02-10-2018, 02:41 PM
(This post was last modified: 02-10-2018, 02:50 PM by dicappatore.)
(02-10-2018, 11:35 AM)Robyn Wrote:(02-10-2018, 09:41 AM)dicappatore Wrote: If Nick wasn't a cop/detective it would have just complicated the WOW episodes and probably the opposite, on the personal arc. But given how a few viewer's miss-interpretations of what occurred as him being a cop. I hate to see how much more, the level of miss-interpretations, would be for some, if the show was presented with more complications, to those same viewers.You’re focusing on personal opinions that differ from yours rather than the show itself. Grimm wasn’t complicated - at all. The WoW episodes followed a basic formula - one or more scary looking/behaving Wesen that Nick figured out how to kill or subdue with the help of Monroe, Rosalee, Hank, and Wu, and sometimes Renard. Being a cop made Grimm duties simpler for Nick, as he only needed to work his next assigned case rather than keep an ear to the ground and eyes peeled for danger.
But what made life and work simpler for Nick also made him a simple character who was basically a cop with a special skill set for handling the unusually difficult criminal element. Kelly Burkhardt and Marie Kessler lived, fought, and died as Grimm. Who and what they were was never in question.
I totally agree with the show being simplistic. Please, re-read my post again. I said that the show was NOT complicated. The complication of the show, I was referring to , with Nick as a cop, was directed to some viewers, based on the ridiculous assumptions some have made on these various threads on this Forum.
Then, I added, with the additional complications, with Nick as a NON-COP, wold be reflected as more confusing to those same few viewers already confused. Again, The confusion I was referring to was not directed to most viewers but only to a select few.
Such as, viewers claiming that Nick was being paid as a Grimm, Juliette was not responsible for creating the situation of Kelly getting killed, Who abandoned who, between Nick and Juliette. Did Grimms get a choice to not be a Grimm. Was a Hexenbiest magic, spirit, a possession, a Telekinesis Master, a genie, a superhero, alien. Feel free to add a few more concoctions for the scarcely confused.

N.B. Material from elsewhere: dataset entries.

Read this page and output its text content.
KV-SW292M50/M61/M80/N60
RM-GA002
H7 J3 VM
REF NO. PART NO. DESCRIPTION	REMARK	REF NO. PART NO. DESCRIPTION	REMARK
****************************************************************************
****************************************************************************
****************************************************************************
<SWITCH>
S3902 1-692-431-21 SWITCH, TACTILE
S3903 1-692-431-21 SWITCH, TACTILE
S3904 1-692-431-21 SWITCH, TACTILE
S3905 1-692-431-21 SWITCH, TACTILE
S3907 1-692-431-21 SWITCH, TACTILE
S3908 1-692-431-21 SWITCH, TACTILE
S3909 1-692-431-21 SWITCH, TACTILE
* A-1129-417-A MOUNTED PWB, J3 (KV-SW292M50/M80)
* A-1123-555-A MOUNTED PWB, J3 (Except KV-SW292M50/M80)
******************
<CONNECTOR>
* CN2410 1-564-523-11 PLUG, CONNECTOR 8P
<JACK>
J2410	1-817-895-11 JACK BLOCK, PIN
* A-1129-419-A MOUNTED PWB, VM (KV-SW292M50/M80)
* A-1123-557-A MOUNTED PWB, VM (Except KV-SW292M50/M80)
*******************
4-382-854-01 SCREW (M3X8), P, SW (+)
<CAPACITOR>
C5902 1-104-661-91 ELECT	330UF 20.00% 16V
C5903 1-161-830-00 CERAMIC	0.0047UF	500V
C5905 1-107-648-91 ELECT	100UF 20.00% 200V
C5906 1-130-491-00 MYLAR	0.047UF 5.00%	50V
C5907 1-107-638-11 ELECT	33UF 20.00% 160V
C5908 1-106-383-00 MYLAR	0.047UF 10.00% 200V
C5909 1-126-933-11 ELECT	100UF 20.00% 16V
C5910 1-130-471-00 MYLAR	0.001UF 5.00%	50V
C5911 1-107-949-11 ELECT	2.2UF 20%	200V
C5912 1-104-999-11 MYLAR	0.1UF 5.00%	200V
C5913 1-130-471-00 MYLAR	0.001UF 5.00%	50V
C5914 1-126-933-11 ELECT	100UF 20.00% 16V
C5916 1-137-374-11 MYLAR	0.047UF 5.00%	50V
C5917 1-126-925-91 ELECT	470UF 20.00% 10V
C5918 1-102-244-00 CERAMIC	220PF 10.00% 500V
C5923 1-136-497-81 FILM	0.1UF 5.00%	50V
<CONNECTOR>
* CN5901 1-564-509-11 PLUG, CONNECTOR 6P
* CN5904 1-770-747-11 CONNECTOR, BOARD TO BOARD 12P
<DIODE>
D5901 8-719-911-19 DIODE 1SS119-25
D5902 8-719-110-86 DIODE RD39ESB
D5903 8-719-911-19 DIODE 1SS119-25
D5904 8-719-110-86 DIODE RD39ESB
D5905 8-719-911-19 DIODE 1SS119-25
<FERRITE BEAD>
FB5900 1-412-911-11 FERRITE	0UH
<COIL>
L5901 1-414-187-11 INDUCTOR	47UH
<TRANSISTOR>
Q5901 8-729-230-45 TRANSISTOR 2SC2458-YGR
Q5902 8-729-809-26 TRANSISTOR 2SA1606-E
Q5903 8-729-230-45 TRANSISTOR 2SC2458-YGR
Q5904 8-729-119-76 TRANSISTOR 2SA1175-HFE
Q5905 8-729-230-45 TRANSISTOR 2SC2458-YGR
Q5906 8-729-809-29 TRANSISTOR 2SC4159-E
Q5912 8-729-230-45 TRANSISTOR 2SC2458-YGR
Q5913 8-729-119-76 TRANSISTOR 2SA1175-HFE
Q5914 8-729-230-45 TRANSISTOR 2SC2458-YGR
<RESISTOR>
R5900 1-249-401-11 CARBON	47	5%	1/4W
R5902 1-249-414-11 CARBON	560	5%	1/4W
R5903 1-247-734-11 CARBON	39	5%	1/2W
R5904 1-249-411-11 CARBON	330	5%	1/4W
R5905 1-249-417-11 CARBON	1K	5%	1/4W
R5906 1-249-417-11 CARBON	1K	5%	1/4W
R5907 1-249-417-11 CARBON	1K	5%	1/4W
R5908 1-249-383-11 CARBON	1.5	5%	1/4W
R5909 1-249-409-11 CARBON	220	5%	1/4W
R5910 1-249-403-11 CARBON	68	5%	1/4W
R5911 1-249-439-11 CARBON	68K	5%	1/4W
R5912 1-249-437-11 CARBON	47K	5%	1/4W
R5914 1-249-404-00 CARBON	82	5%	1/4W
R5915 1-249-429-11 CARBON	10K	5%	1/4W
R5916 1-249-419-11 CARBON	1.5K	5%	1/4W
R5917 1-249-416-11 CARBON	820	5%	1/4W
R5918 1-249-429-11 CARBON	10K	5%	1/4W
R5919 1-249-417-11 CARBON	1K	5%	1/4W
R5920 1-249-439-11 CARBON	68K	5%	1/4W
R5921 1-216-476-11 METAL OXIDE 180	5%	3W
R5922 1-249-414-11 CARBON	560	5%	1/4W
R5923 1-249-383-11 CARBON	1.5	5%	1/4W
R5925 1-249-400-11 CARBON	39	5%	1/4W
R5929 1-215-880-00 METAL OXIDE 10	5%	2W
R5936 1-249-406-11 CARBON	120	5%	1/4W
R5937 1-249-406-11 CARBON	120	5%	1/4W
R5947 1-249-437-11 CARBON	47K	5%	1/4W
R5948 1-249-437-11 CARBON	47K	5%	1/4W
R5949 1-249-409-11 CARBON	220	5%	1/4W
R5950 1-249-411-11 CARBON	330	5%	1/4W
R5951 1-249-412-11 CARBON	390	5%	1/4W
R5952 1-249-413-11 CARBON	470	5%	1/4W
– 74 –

To most of us, Yep, it was kind of simplistic.
(02-10-2018, 12:09 PM)FaceInTheCrowd Wrote: I think we already saw the template for what Nick's ife would have been like had he not been in a profession that trained him for potentially deadly encounters and put him in harm's way, and that's Trubel's life before she met Nick and the scoobies. Random wesen he encountered would see him seeing their invisible woge and eventually one would attack. If it happened before Aunt Marie showed up with the trailer and his family history, he might have told authorities who responded to the attack what he'd seen and ended up in a psych ward. Or, lacking police training and weaponry, he might just have gotten killed that first night when Aunt Marie was unable to take down the first wesen who attacked them. Unless they had Nick raised as a grimm since childhood by grimm parents who trained him to "take over the family business," we would've had to endure an increasingly absurd series of contrivances for how weird things kept happening to Nick and how he managed to stay out of jail or a padded cell.
Please, don't use the term "Family Business". Some will be jumping out of their panties claiming Nick was getting paid for being a Grimm.
(02-10-2018, 02:03 PM)Hell Rell Wrote: I figured the network wanted him to he a cop to have easy access to criminals/wesen. It's probably similar to why Dexter was a blood spatter analyst. They work in the department and are going to encounter dangerous foes and gruesome crime scenes daily without having to seek them out. They would only have to notice something that their coworkers didn't and work on the case from that angle.
Lets add Gotham, Person of Interest and even Arrow, eventually, had a police connection through Detective/Captain Lance.
(02-10-2018, 02:25 PM)FaceInTheCrowd Wrote: I expect that the network found G&K's original concept "too talky," that is, requiring too much explanation for how and why the main character gets involved in - and survives - so many violent wesen incidents while staying below the radar of law enforcement. Having Nick be a cop who's actually being assigned to the cases and has a reason to be armed and trained probably saved an entire act's worth of dialog every script.
Had Nick not been a cop, he would have had to have a cop friend who was feeding him intel and helping to cover, or at least not reporting, all of his exploits. Maybe Commissioner Renard could have had a red phone to the Grimmcave and a big Grimm Signal spotlight on the roof of police HQ.
Hey, the Batman concept was my idea.
You know you are OLD, when you see the Slide Ruler you used in college selling in an ANTIQUE SHOP!!